I came across a really interesting article in the Washington Post titled, “Lobbying fight over infant formula highlights budget gridlock.” You may or may not be aware that in the United States, the biggest purchaser of infant formula is the US government via its WIC (Women, Infants & Children) nutrition program. Basically, the formula companies offer state governments rebates (sometimes as high as 98%) of the wholesale cost of the formula in exchange for an exclusive contract. They’re not being benevolent; they know that WIC doesn’t give a mom who’s formula feeding full-time enough formula to get her through the month and they’re betting when she does have to come out of her own pocket to buy formula, she’s going to stick to the brand she gets for free from WIC. To put in perspective how much WIC spends on formula, the WIC budget for fiscal year 2009 was about $7.3 billion and about $850 million went to the formula companies.
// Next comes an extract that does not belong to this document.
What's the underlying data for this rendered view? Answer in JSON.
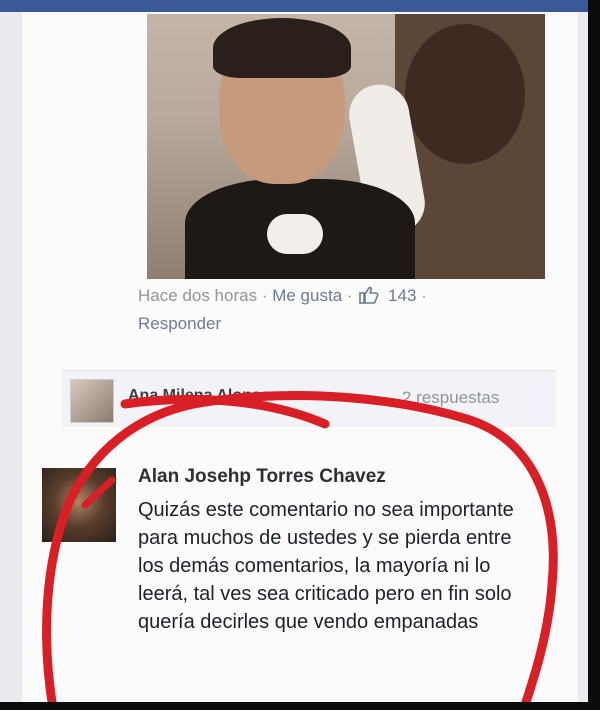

So you’ve noticed lately that the formula companies have all kinds of extra special ingredients they’ve added to the formula. These additives are things that are naturally found in breastmilk, like DHA, ARA and probiotics. Of course these additives are not the same as what is found in breastmilk, because that’s impossible. So the formula companies have to get them somewhere else, like from algae. There’s no proof that these additives confer any benefit to the baby, save for a few formula-sponsored studies. But of course these new formulas are more expensive, and as they add in more functional ingredients, the original, regular iron-fortified versions disappear from store shelves.

What does this have to do with lobbying? According to the Washington Post article,

“When WIC was reauthorized in 2004, Congress tucked in language telling states that when soliciting bids for infant formula, they could not require manufacturers to include or omit specific ingredients. You can guess what happened next: Formula makers began submitting bids only for the costlier products. A February 2010 Agriculture Department study pegged the added cost at $91 million annually, more than a tenth of the infant formula budget. Now new formulas with even more ingredients -- and even higher prices -- are being offered through WIC. With WIC up for reauthorization, the Senate Agriculture Committee has approved a measure to require the Agriculture Department to assess the additives. A House committee this week is poised to consider a similar provision that directs USDA to get the best scientific advice before deciding whether to provide costlier foods with extra ingredients.
Not surprisingly, formula makers -- Abbott, Nestle and Mead Johnson -- are lobbying hard against the provision. So is the manufacturer of the additives, Martek Biosciences Corp., which has brought in well-connected Democratic lobbyist Lanny Davis. “

There are a lot of issues here we could tackle. First, is the too cozy relationship the formula companies have with WIC. The fact that the infant formula companies are spending big bucks to lobby in Washington proves just how lucrative this business really is, and what a shame that such an inferior product is being fed to the majority of babies, some from day one. We could also focus our rage on how although the FDA has approved these functional ingredients as “safe,” no one can prove there’s any actual benefit for babies, and if there were, what does that say about the infant formula business? Essentially they’re making it all up as they go along, constantly tweaking the recipe. It’s one big experiment, so for the babies who got 2001’s version, uh…sorry about your eyesight and IQ points.

While all of these aspects of this saga make me stabby, I have to admit I wasn’t expecting the formula companies to pull the race card. But lo and behold they did! According to the International Formula Council, which is made up of representatives from Nestle, Enfamil & Similac, to not force WIC to buy the formula with the functional ingredients would create a “two-tiered system, in which nutritionally at-risk WIC participants, many of whom are minorities, are denied access to products widely available to the general public.”

Are you as disgusted as I am? And do you, for one single, solitary second believe that the formula companies are worried about the health and fate of black and brown babies? And while I do appreciate their “concern,” wouldn’t a better way for them to prove how much they care about poor babies of color be to stop aggressively marketing their product to their mothers? Or perhaps they could back off, and let the decision be based on science, not their own bottom line? Maybe they could think about how, if formula eats up even more of the WIC food budget, that means less fruits and vegetables for WIC eligible families. Heck, since they care so much about the poor, maybe they should think about all the families who will no longer be able to receive WIC because there won't be enough money to go around once we cover their worthless functional ingredients?

I think we all agree that if the ingredients were really going to make a difference, and protect and nourish formula-fed babies in a manner more like breastmilk, that the increased cost would be justifiable and we'd be all for it. So if the formula companies are so sure that their new products are superior, why not let scientists--ones NOT on their payroll--determine it?